By Paul Homewood

There is another piece of the jigsaw on the role of that big orange thing in the sky.
Back in 2006, the Met Office published the “Climate Memorandum No 21” Report. The original link I had no longer works, but it is still there on Wayback:
It looks at a full range of climate data, to identify trends and correlations since 1910, but I was particularly interested in the data on sunshine hours:
Most regions had seen significant increases in sunshine hours. The exceptions were N Scotland, N Ireland and SW England, all largely unaffected by air pollution. Note the report’s comment that this could be the result of Clean Air Acts of 1956 onwards.
But what effect could this have?
The Report sums up the relationship between all of the variables. (Remember that the correlation co-efficient goes from 0 to 1, with 1 being a perfect correlation, and even 0.7 being a “strong linear relationship” (see here). Zero, of course, tells us there is no relationship. Minus co-efficients work the same way, except the relationship is negative – eg more sum = less rain).

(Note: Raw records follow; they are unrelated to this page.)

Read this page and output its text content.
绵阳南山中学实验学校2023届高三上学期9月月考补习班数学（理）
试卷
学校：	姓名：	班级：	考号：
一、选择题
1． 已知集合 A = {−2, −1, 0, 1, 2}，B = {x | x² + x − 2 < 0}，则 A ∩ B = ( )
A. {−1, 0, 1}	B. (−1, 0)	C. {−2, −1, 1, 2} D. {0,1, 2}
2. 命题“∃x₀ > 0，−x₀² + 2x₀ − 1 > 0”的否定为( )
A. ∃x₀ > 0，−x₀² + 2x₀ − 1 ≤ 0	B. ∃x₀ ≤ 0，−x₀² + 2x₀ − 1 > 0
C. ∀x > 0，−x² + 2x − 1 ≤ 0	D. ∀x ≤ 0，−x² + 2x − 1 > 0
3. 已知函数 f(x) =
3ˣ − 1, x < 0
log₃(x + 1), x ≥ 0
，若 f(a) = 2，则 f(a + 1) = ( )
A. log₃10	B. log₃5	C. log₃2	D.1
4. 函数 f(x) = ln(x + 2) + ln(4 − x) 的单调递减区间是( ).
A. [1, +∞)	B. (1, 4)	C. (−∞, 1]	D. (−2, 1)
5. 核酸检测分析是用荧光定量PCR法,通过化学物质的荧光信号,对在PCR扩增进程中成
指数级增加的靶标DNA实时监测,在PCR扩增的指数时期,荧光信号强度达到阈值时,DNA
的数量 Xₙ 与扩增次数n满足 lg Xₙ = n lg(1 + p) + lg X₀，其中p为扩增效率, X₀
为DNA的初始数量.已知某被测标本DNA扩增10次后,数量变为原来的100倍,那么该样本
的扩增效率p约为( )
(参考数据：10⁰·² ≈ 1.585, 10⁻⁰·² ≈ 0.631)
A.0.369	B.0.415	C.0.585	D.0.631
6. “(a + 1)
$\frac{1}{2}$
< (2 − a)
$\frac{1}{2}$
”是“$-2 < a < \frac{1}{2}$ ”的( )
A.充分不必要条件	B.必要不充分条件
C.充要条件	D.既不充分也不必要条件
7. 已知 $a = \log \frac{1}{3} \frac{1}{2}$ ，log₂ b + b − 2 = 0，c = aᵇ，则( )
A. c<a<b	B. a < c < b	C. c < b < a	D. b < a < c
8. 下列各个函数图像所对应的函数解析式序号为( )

There is a particularly strong correlation between sunshine and mean temperatures in both spring and autumn, though surprisingly less so in summer. In winter there is a weak negative relationship. As the Report states:
There is quite a strong positive correlation between maximum temperature and sunshine, especially in the spring and autumn, with values of r up to 0.85. Minimum temperature is negatively correlated with sunshine in the winter, and positively correlated in spring and autumn, but with lower values of r than for maximum temperature.
It also includes these maps:.
The biggest increases are in winter, but of course these are percentages, so will translate into relatively smaller increases in hours.
So we have:
1) An increase in sunshine hours over the record.
2) The strong likelihood that this is at least partly due to reduced air pollution.
3) Strong correlation between that increase in sunshine, and the rise in mean temperatures over the period.
Furthermore, there has been little trend in winter temperatures. Most of the increase has come from the other three seasons:




https://www.metoffice.gov.uk/climate/uk/summaries/actualmonthly
All of the above flies in the face of the generally accepted theory that higher temperatures in the UK have been caused by GHGs.
There are two more parts to the jigsaw:
1) Mean sea level pressure data shows no significant trends since 1961, meaning that the increase in sunshine hours does not appear to be connected with it.
2) There has been a steady increase in vapour pressure, and as the correlation table showed, this is strongly related to rising temperatures during all four seasons.
Which brings us back to the rise in near-coastal SSTs, mentioned in my earlier post.
What caused SSTs to rise?
The obvious conclusion is that the increase in sunshine, for whatever reason, has warmed both the waters and land. Warmer seas then reinforce those land temperatures.
One question remains. The Met Office knew all of this in 2006, yet as far as I am aware the question of sunshine trends has largely been ignored by them since. Instead, with classic tunnel vision, they look no further than CO2 to explain the small rise in temperatures over the last few decades.